More

fangjin · on Nov 22, 2021

Druid founder @zedruid writes a (satirical) benchmarking blog post about Druid vs Clickhouse and Rockset. The results are technically valid, but should you ever trust a benchmark?

zX41ZdbW · on Nov 22, 2021

They did not actually perform benchmark for ClickHouse, just copy-pasted the results from some old article: https://altinity.com/blog/clickhouse-nails-cost-efficiency-c...

fangjin · on Oct 11, 2016

While Druid was initially built for batch loads, the architecture has evolved substantially as the project has matured. Today, Druid supports exactly-once streaming ingestion from Kafka, and large production deployments routinely stream millions of events per second into Druid.

dataloopio · on Oct 11, 2016

Can you point me to a source for 'routinely stream millions of events per second into druid'?

While it is true that druid is great at querying billions of rows per second it's not very good at ingress. Here is a mailing list discussion for some background.

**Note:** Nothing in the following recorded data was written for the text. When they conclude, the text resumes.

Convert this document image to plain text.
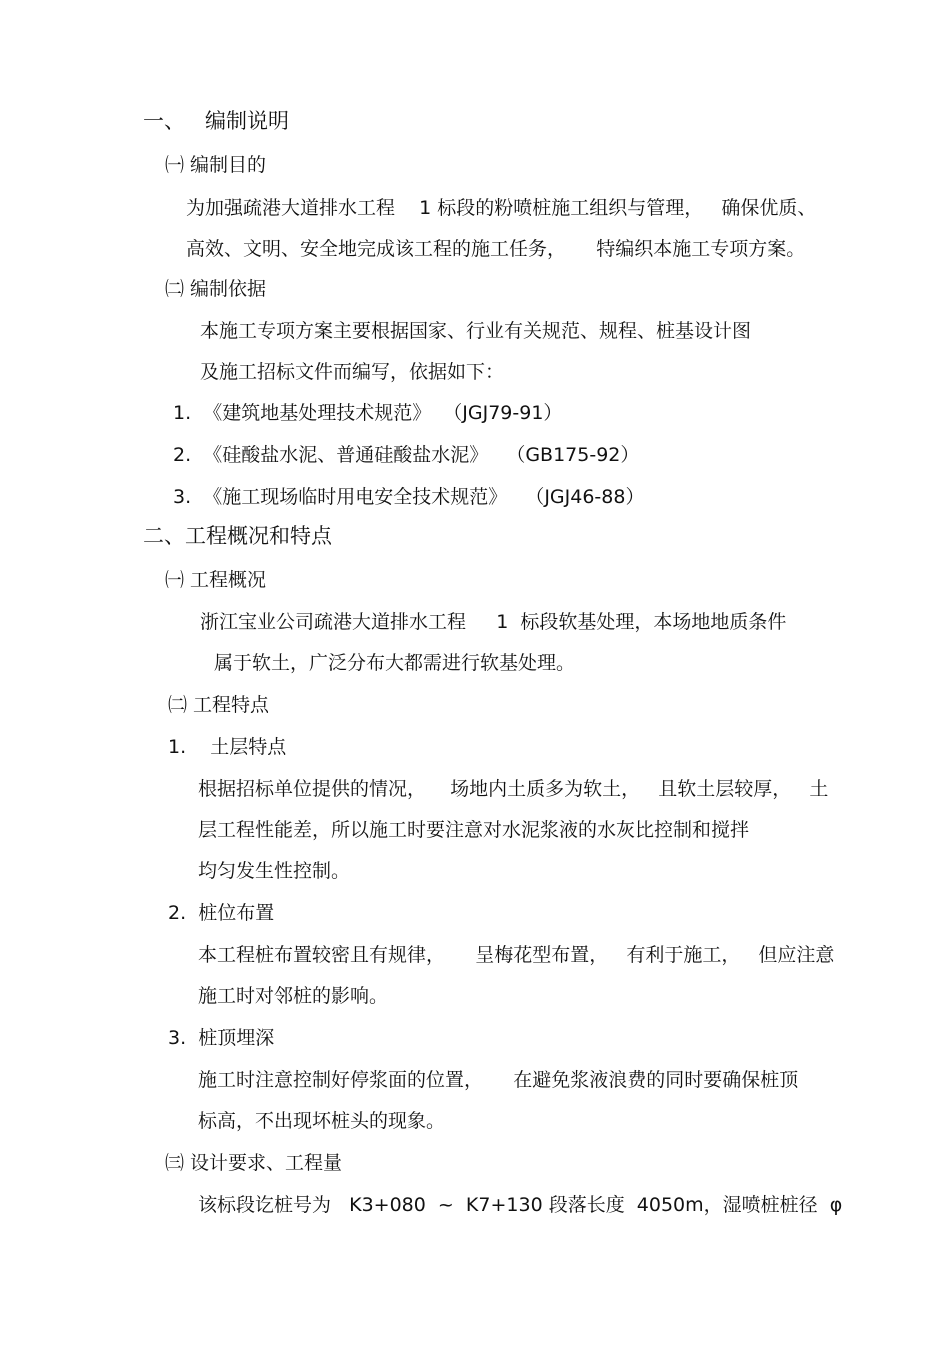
一、   编制说明
㈠ 编制目的
为加强疏港大道排水工程    1 标段的粉喷桩施工组织与管理，   确保优质、
高效、文明、安全地完成该工程的施工任务，     特编织本施工专项方案。
㈡ 编制依据
本施工专项方案主要根据国家、行业有关规范、规程、桩基设计图
及施工招标文件而编写，依据如下：
1.  《建筑地基处理技术规范》  （JGJ79-91）
2.  《硅酸盐水泥、普通硅酸盐水泥》   （GB175-92）
3.  《施工现场临时用电安全技术规范》   （JGJ46-88）
二、工程概况和特点
㈠ 工程概况
浙江宝业公司疏港大道排水工程     1  标段软基处理，本场地地质条件
属于软土，广泛分布大都需进行软基处理。
㈡ 工程特点
1.    土层特点
根据招标单位提供的情况，    场地内土质多为软土，   且软土层较厚，   土
层工程性能差，所以施工时要注意对水泥浆液的水灰比控制和搅拌
均匀发生性控制。
2.  桩位布置
本工程桩布置较密且有规律，     呈梅花型布置，   有利于施工，   但应注意
施工时对邻桩的影响。
3.  桩顶埋深
施工时注意控制好停浆面的位置，     在避免浆液浪费的同时要确保桩顶
标高，不出现坏桩头的现象。
㈢ 设计要求、工程量
该标段讫桩号为   K3+080  ~  K7+130 段落长度  4050m，湿喷桩桩径  φ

https://groups.google.com/forum/#!searchin/druid-user/benchm...

cheddar · on Oct 11, 2016

What kind of ingestion numbers are you working with? The thread you link to shows that Druid can ingest ~27.5k events/sec per node, which is roughly 2.376bn events a day per node.

While you can claim bias here too, we have multiple clusters ingesting in the high hundreds of thousands of events/second and our largest cluster does close to 2m/s. That's definitely scaled horizontally across multiple nodes.

If you are suggesting there is a system out there that can ingest millions of messages a second on a single node, I'd love to hear about it :).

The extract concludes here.